タンポポのある風景。何を皆は描くのだろう。
最初は萩原朔太郎「
純情小曲集」から二作。
新前橋驛
野に新しき停車場は建てられたり
便所の扉(とびら)風にふかれ
ペンキの匂ひ草いきれの中に強しや。
烈烈たる日かな
われこの停車場に來りて口の渇きにたへず
いづこに氷を喰(は)まむとして賣る店を見ず
ばうばうたる麥の遠きに連なりながれたり。
いかなればわれの望めるものはあらざるか
憂愁の暦は酢え
心はげしき苦痛にたへずして旅に出でんとす。
ああこの古びたる鞄をさげてよろめけども
われは瘠犬のごとくして憫れむ人もあらじや。
いま日は構外の野景に高く
農夫らの鋤に蒲公英の莖は刈られ倒されたり。
われひとり寂しき歩廊(ほうむ)の上に立てば
ああはるかなる所よりして
かの海のごとく轟ろき 感情の軋(きし)りつつ來るを知れり。
二子山附近
われの悔恨は酢えたり
さびしく蒲公英(たんぽぽ)の莖を噛まんや。
ひとり畝道をあるき
つかれて野中の丘に坐すれば
なにごとの眺望かゆいて消えざるなし。
たちまち遠景を汽車のはしりて
われの心境は動擾せり。
疲れきっている作者の風景にタンポポ。それは理想の風景じゃないって?刈られることもよくある、刈られて例えばコーヒーにされることもある・・・いや、そういうことではなく?
では、これはどうだ。
何にも音のしないところへゆくと、これがまた恐ろしい。いつだつたか陽春の眞晝、郊外の廣い野原へ出た。蓮華や蒲公英が、たいへん綺麗に咲き擴がつてゐる。私は童心に歸つて、それを一本々々、右手で摘んでは左手に束ねてゆく。花束はだん/\大きくなつていつた。しまひに摘みくたびれて、野原の眞中に立ちどまつた。急に自分の身邊が氣になり出す。
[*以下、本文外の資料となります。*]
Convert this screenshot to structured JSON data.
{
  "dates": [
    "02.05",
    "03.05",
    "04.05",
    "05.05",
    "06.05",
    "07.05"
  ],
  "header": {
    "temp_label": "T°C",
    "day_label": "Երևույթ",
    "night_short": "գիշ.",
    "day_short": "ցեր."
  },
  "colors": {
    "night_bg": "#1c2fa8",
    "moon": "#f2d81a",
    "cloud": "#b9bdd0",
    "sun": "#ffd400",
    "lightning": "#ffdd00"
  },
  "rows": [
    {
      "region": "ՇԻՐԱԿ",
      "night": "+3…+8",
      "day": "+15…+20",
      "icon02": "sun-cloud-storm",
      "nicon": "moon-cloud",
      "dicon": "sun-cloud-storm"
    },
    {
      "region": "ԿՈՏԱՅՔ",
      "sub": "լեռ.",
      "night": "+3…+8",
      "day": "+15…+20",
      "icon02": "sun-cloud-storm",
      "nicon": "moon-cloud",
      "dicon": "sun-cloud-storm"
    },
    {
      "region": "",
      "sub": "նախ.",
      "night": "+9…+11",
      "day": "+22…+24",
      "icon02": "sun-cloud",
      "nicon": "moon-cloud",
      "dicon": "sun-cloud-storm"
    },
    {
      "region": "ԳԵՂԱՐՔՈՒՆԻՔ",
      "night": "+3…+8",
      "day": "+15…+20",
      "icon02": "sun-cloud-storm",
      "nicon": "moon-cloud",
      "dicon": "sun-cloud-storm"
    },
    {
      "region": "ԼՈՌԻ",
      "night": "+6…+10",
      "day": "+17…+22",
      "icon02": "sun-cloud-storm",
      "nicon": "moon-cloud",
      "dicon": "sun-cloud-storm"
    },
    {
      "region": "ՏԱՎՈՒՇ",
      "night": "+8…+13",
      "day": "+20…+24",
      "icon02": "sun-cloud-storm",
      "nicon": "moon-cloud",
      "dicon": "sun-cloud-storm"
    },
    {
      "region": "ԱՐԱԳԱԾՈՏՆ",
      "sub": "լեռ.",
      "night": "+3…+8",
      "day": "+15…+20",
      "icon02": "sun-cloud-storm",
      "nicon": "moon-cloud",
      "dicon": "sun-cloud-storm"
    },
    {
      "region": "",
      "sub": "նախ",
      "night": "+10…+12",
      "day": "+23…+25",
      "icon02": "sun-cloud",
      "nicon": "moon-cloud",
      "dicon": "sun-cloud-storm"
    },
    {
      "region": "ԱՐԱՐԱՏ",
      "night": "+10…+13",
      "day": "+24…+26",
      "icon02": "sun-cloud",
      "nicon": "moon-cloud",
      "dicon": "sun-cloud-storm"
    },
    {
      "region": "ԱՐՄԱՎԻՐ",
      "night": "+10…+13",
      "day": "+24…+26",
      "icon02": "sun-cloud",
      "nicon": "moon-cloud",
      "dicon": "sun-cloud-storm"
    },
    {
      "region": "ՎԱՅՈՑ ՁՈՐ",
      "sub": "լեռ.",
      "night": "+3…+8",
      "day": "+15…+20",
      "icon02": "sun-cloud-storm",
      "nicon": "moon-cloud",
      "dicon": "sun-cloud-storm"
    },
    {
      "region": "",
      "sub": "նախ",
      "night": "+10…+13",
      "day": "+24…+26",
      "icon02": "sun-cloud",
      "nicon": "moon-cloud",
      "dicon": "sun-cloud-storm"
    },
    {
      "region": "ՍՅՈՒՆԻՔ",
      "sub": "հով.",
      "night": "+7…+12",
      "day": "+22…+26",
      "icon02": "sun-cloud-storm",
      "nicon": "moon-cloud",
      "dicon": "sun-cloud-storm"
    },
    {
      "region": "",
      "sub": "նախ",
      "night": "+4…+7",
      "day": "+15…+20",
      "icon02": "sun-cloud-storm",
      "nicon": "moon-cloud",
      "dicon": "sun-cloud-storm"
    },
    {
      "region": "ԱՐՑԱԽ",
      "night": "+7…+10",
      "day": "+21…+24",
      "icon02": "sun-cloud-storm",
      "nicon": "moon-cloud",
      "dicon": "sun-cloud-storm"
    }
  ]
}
耳を澄まして聽くと、サア大變だ。人聲もしなければ、工場の汽笛の音も聞えない。さつきまで吹いてゐた風さへ治まつて、全く音といふものが聞えない。鼓膜があつてもなんにもならない。自分は死んでしまつたのではないか――と、さう思つた瞬間、名状すべからざる戰慄が全身に匍ひのぼつて來た。……後で考へると、あのときは、咳でもするとか、軍歌でも歌へばよかつたのにと思ふ。
海野十三「
恐怖について」
これは危険。摘むのに夢中になって、知らない土地まで行ってしまったようだ。野原ではないけれど、ぼーっとしながら砂丘を歩いていて、上のような状況に陥った事が筆者にはある。恐怖だった。自分の声だけ、ささやいていても大音量に聞こえたりして。
いや、これではないって?
大丈夫、他にもあちこちでタンポポが咲いている。次回、もう少し見てみますか。